Documentary feel in 'scope
"A Family" is shot by Jakob Ihre, a Swedish DP with a background in documentaries. Christensen was impressed by Ihre's work on Reprise (2006), a Norwegian feature directed by Joachim Trier, and saw a visual intuition and fragility there that she wanted for her story about the Rheinwald family. She considers it a huge quality that Ihre has worked in the documentary genre.
"Documentary DPs are good at staying on their toes and paying attention. They are nimble, flexible and know how to seize the moment, which is important when you work the way I do," Christensen says. "I never storyboard. Instead, I spend a lot of time talking with the DP, watching films, building up common references and discussing the things we like."
While its visual style is naturalistic and documentary inspired, "A Family" is a well-orchestrated feature in widescreen 'scope. It's Christensen's first time working in the format. "We chose widescreen because we wanted room to include the whole family in the frame. We wanted this to enhance the feeling that the characters are tied together and don't stand apart. Specifically, if someone is in close-up, say, we also see other characters in the frame or hear their voices. Doing this creates a sense of intensity and intimacy about their relations," she says.
For the director, it was essential to have the film look full of life. For that reason, too, she decided to make it a summer film.
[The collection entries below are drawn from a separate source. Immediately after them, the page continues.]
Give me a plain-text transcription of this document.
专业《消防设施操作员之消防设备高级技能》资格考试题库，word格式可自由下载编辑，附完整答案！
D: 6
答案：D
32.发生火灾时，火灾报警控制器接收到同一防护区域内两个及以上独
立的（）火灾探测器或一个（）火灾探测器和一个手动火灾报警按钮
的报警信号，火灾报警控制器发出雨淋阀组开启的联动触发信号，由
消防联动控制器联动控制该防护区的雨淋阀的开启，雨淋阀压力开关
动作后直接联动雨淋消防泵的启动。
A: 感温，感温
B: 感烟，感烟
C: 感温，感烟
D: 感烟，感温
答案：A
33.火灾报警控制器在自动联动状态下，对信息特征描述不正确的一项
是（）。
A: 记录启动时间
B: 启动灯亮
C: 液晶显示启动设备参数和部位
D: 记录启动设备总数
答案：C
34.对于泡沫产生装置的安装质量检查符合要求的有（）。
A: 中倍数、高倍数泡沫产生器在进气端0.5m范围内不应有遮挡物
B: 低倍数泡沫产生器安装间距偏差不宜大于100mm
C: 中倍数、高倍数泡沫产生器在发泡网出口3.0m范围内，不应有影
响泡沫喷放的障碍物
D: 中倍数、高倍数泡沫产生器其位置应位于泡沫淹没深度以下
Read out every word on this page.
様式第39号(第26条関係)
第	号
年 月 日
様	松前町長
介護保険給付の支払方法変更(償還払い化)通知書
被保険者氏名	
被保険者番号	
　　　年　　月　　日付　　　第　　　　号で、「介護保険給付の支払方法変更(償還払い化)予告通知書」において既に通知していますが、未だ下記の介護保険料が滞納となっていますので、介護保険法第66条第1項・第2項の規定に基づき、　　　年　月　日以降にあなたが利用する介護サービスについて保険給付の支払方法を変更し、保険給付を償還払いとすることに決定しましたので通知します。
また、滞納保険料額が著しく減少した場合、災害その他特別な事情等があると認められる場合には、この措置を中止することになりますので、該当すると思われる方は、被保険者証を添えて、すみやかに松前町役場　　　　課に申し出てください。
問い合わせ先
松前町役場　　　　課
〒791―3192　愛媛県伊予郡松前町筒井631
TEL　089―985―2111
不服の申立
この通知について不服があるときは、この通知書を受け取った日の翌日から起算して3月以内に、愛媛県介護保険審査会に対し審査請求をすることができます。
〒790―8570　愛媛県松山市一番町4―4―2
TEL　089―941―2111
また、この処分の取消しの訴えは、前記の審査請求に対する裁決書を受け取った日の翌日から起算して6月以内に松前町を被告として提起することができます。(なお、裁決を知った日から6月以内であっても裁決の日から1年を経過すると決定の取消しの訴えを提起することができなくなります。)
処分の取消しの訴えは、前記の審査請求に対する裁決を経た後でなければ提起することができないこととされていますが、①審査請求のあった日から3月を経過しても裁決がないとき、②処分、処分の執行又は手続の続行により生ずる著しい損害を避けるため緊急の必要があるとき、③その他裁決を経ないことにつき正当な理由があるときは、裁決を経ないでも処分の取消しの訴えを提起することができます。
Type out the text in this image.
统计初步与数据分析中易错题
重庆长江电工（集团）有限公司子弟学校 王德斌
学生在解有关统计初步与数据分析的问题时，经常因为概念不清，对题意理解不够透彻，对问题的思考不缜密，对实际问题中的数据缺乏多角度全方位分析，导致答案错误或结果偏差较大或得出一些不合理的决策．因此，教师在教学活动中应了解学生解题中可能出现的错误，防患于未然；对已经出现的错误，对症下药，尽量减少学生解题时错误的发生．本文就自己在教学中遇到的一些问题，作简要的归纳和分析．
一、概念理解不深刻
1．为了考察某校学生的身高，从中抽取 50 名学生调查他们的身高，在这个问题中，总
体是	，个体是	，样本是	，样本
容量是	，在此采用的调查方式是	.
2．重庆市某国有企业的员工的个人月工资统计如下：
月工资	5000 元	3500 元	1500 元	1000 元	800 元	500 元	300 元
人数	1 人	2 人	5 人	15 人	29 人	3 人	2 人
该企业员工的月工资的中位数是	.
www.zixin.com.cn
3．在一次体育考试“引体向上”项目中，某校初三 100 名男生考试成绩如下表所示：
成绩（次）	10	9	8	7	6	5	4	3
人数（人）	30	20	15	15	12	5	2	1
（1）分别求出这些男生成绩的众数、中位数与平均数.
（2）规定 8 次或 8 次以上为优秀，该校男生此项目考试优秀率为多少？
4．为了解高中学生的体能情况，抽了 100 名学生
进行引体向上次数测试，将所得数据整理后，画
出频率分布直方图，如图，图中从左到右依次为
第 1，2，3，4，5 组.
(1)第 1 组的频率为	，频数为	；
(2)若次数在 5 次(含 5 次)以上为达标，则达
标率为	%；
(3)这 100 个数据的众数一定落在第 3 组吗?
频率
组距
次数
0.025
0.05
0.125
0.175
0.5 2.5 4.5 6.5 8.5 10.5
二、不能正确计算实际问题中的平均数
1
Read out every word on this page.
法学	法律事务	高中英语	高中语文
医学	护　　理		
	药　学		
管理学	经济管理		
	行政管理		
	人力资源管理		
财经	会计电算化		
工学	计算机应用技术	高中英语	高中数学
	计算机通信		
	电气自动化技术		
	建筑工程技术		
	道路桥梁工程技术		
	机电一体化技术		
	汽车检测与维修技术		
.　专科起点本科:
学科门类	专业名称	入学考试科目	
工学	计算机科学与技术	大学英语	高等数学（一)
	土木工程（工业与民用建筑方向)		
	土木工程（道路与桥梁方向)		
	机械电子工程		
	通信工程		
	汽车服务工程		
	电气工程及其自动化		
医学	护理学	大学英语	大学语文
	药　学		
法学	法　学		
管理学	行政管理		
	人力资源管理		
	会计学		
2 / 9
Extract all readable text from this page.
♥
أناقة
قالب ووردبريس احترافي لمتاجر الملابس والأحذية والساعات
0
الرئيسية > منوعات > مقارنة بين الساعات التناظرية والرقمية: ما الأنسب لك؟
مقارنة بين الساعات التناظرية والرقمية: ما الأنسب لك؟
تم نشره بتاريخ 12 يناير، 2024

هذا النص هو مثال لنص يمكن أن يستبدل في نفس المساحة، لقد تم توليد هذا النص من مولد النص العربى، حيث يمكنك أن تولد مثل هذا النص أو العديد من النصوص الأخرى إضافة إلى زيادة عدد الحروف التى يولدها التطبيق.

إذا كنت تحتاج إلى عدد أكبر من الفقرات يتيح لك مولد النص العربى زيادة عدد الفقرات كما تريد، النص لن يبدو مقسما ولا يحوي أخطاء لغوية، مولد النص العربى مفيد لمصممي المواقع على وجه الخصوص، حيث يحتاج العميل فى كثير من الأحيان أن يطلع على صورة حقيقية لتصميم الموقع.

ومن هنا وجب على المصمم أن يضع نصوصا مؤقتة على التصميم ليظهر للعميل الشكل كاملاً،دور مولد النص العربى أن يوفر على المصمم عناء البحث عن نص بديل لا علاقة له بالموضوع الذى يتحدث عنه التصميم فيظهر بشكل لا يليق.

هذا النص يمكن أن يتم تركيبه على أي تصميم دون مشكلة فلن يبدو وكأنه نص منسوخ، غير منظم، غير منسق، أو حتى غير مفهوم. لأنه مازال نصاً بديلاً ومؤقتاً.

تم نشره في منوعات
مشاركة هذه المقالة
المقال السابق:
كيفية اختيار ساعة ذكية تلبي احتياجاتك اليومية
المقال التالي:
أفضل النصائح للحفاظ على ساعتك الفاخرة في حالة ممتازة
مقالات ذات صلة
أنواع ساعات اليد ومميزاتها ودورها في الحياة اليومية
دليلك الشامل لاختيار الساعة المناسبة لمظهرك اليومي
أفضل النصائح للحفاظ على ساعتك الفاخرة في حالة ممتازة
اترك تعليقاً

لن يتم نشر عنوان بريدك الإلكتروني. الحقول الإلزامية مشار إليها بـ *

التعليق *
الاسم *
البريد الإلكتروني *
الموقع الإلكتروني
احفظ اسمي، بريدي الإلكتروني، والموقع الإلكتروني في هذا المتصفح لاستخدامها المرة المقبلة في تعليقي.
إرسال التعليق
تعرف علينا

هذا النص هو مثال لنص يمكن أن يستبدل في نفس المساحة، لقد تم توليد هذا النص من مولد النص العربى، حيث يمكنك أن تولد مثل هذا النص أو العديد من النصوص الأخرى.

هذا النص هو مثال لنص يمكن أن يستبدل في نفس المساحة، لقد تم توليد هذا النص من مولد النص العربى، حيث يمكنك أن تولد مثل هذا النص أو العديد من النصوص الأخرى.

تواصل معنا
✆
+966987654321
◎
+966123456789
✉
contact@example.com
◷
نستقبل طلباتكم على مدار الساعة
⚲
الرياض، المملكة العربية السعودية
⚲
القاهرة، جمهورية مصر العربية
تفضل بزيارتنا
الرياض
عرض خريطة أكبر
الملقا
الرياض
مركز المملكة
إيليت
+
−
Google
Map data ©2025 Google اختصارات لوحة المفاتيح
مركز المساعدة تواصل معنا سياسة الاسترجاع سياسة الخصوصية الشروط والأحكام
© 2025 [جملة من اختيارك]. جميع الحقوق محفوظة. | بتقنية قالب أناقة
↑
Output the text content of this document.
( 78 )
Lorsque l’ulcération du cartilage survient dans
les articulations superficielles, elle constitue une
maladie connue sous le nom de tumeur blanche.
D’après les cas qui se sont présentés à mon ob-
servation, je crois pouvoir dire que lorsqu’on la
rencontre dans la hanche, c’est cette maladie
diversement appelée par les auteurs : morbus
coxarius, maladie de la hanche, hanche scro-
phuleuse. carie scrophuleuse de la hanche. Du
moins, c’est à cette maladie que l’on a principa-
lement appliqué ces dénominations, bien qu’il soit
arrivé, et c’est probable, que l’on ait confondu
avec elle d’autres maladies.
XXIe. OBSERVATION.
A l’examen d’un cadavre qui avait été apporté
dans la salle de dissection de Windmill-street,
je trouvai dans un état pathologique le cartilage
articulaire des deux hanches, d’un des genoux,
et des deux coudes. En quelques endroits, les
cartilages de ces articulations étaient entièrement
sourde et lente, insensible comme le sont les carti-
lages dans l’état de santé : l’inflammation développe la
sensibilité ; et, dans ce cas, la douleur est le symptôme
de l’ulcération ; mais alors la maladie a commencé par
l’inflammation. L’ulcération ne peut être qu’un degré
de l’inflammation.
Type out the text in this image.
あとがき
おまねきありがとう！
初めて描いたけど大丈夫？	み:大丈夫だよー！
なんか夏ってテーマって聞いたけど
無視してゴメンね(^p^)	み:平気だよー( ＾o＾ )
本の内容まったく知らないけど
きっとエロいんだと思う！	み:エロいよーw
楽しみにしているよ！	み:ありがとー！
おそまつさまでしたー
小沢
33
"There is sun, heat, light shimmering and reflecting, moving up and down. We worked with organic materials like suede, leather and textured fabrics. We painted with a big palette, representing Copenhagen as a city full of history and Rheinwald's house as a warm, safe place, a family cave. Everything is vibrant, everything breathes. It's all part of what makes "A Family" such a life-affirming story," Christensen says.